Após sua passagem por Natal, a caravana de Sisson e Cabanas seguira para o interior do país acumulando sucessos, e estava em Manaus quando foi pega de surpresa pelo decreto proibitivo. Sem remédio, já que não podiam mais prosseguir com os eventos públicos, eles decidiram que, em vez de retornarem direto para o Rio, voltariam sobre os próprios passos, e, em encontros clandestinos com os núcleos locais do Partido Comunista e com os demais aliancistas que decidissem não se sujeitar ao encerramento imposto à organização, insuflariam a revolta.

Sisson, comunista que era, sabia por cima do planejamento para a Revolução, e que a coisa toda devia começar no Nordeste, segundo a linha adotada até a véspera. Achava conveniente, portanto, acendermos a chama agora que a pólvora acabara de ser remexida pelos comícios, o Manifesto, e a resposta de Getúlio. Foi o que disse aos camaradas de Natal. Eles se entusiasmaram e muito com a ideia, mas conservaram lucidez o bastante para entender que o Rio Grande do Norte não conseguiria embarcar sozinho numa empreitada dessa envergadura. Também não queriam fazer nada sem o aval do Comitê Central e do comando da equipe do Komintern, que ainda não adotara posição oficial sobre o ato presidencial.

Diante desse impasse, Sisson deixou o tenente João Cabanas em Natal e partiu para Pernambuco, a fim de conversar com Silo, Caetano e o núcleo de lá para coordenarmos uma operação conjunta ao menos nos dois estados, prometendo retornar com a resposta o mais depressa possível. Deve ter cruzado comigo e com Astrakhanov no caminho. O Partido em Natal, por sua vez, se comprometeu a acelerar a preparação: conseguir armas, intensificar o treinamento dos camaradas e a cooptação de simpatizantes, e permanecer a postos, no aguardo do sinal.

Nós estranhamos, é claro que estranhamos. Aquilo não harmonizava em nada com o que acabávamos de ouvir na reunião em Pernambuco. Mas eles tinham uma data, e ela era próxima demais para grandes questionamentos. De nossa parte, enviamos um telegrama urgente para o Rio e outro para Silo, e não ficamos aguardando resposta antes de mergulhar de cabeça nos preparativos. Afinal, se a autorização viesse, tínhamos menos de um mês para aprontar tudo.

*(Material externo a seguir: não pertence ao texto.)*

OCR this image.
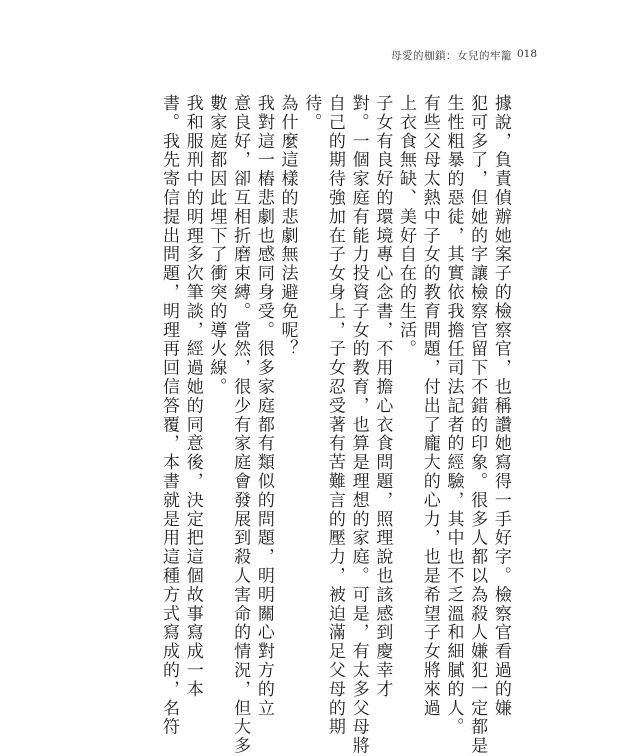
母愛的枷鎖：女兒的牢籠 018
據說，負責偵辦她案子的檢察官，也稱讚她寫得一手好字。檢察官看過的嫌
犯可多了，但她的字讓檢察官留下不錯的印象。很多人都以為殺人嫌犯一定都是
生性粗暴的惡徒，其實依我擔任司法記者的經驗，其中也不乏溫和細膩的人。
有些父母太熱中子女的教育問題，付出了龐大的心力，也是希望子女將來過
上衣食無缺、美好自在的生活。
子女有良好的環境專心念書，不用擔心衣食問題，照理說也該感到慶幸才
對。一個家庭有能力投資子女的教育，也算是理想的家庭。可是，有太多父母將
自己的期待強加在子女身上，子女忍受著有苦難言的壓力，被迫滿足父母的期
待。
為什麼這樣的悲劇無法避免呢？
我對這一樁悲劇也感同身受。很多家庭都有類似的問題，明明關心對方的立
意良好，卻互相折磨束縛。當然，很少有家庭會發展到殺人害命的情況，但大多
數家庭都因此埋下了衝突的導火線。
我和服刑中的明理多次筆談，經過她的同意後，決定把這個故事寫成一本
書。我先寄信提出問題，明理再回信答覆，本書就是用這種方式寫成的，名符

– Deixem a arma sempre apontada para baixo quando não estiverem usando. E de preferência, não para os seus pés – frisei, com um olhar misto de irritação e ironia para o camarada descuidado.

Impressionante como minha voz carregava um tom idêntico ao de Bruntieva. Agora eu a entendia completamente. Não era fácil se impor como professora – de assuntos bélicos, ainda por cima – para um bando de homens, por mais que ela fosse fisicamente maior que a maioria deles. Você precisa parecer durona e inabalável, quase tão macho quanto eles, ou não te respeitam. Se fizer isso por muito tempo, acaba vestindo o personagem e esquecendo de despi-lo à noite.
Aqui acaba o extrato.